Question

In a number, these are three digits whose sum is 9. The digit in the uni
place is two times the digit in the hundred place. If the digits e reversed,
the number is increased by 198, find the number.​

Answer 1

Answer:

The original number is 234

Step-by-step explanation:

Let the numbers in original number be =

• Hundreds digit = x
• Units digit = 2x

As the sum of their digits is 9,

$\longrightarrow$ x + 2x + Tens digit = 9

$\longrightarrow$ 3x + Tens digit = 9

$\longrightarrow$ Tens digit = 9 - 3x

Original number:

• Hundreds digit = x
• Tens digit = (9 - 3x)
• Units digit = 2x

$\longrightarrow$ 100(x) + 10(9 - 3x) + (2x)
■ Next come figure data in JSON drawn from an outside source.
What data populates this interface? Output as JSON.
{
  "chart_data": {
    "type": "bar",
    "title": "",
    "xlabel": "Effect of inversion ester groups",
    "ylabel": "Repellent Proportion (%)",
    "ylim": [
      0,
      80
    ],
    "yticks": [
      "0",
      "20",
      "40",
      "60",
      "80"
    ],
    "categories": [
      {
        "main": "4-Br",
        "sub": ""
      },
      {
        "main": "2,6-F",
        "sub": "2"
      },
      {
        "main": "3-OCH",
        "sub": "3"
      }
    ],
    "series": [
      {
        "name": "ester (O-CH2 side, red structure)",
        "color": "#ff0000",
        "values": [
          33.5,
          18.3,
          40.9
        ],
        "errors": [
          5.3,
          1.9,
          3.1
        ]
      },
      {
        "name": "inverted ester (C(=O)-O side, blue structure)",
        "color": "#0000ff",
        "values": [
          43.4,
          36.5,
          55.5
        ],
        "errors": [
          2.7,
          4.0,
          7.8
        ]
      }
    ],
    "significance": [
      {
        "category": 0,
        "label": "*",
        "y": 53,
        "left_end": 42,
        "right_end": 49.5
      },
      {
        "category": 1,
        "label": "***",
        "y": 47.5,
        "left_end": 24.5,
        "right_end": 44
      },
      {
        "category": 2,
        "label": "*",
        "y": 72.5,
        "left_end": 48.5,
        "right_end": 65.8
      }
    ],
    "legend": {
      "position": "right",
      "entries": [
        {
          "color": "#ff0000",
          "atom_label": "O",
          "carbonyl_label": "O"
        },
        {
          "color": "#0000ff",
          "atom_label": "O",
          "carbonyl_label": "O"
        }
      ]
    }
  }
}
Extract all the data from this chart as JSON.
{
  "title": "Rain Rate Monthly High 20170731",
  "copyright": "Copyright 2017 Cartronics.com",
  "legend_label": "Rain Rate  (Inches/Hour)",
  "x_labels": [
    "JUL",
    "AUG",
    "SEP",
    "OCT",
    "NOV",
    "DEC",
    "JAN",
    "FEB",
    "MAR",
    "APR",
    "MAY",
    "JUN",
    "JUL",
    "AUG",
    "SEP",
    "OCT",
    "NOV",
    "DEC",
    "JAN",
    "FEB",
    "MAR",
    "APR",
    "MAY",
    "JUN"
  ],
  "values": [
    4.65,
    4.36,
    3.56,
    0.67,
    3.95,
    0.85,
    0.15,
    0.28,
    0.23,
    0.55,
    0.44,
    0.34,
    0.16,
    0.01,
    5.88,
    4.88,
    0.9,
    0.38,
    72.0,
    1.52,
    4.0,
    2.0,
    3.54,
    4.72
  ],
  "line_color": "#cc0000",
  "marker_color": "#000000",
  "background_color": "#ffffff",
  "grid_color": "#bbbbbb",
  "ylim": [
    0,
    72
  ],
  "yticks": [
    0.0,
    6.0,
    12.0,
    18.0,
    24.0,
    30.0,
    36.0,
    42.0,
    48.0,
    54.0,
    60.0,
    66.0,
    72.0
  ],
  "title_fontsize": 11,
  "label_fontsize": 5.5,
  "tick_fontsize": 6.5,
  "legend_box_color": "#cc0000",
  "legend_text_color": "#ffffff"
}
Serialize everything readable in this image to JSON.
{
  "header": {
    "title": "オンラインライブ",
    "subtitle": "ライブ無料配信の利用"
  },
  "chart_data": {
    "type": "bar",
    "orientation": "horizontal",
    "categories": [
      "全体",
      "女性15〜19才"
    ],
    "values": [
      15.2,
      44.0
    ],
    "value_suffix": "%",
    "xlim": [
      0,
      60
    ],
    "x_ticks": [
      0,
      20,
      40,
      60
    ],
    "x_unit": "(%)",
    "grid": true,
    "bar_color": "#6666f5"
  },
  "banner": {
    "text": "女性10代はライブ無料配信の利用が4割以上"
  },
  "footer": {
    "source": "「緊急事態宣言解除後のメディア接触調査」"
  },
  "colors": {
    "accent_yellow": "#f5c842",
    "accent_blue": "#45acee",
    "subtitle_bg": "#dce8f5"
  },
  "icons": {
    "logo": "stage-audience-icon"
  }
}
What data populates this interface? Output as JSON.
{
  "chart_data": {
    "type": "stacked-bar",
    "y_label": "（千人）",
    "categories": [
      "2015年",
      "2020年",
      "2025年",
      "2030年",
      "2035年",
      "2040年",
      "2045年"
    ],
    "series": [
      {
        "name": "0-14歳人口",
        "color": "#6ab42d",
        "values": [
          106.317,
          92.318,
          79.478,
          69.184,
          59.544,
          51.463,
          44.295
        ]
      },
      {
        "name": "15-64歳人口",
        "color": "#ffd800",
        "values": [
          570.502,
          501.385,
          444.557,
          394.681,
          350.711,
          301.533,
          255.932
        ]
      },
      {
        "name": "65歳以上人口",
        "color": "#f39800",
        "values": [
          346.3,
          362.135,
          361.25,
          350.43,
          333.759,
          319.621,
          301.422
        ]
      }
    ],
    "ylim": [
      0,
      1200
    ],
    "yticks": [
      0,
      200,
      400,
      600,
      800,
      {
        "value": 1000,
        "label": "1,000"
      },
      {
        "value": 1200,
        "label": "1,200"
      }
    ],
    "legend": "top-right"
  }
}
$\longrightarrow$ 100x + 90 - 30x + 2x

$\longrightarrow$ 72x + 90 ----- (Original number)

Number with reversed digits:

• Hundreds digit = 2x
• Tens digit = (9 - 3x)
• Units digit = x

$\longrightarrow$ 100(2x) + 10(9 - 3x) + x

$\longrightarrow$ 200x + 90 - 30x + x

$\longrightarrow$ 171x + 90 ----- (Number with reversed digits)

According to the Question,

If the digits are reversed, the original number is increased by 198

$\longrightarrow$ (72x + 90) + 198 = 171x + 90

$\longrightarrow$ 72x + 288 = 171x + 90

$\longrightarrow$ 72x - 171x = 90 - 288

$\longrightarrow$ –99x = –198

$\longrightarrow$ x = –198 ÷ –99

$\longrightarrow$ x = 2

Original number =

$\longrightarrow$ 72(2) + 90

$\longrightarrow$ 144 + 90

$\longrightarrow$ 234

Therefore, the original number is 234.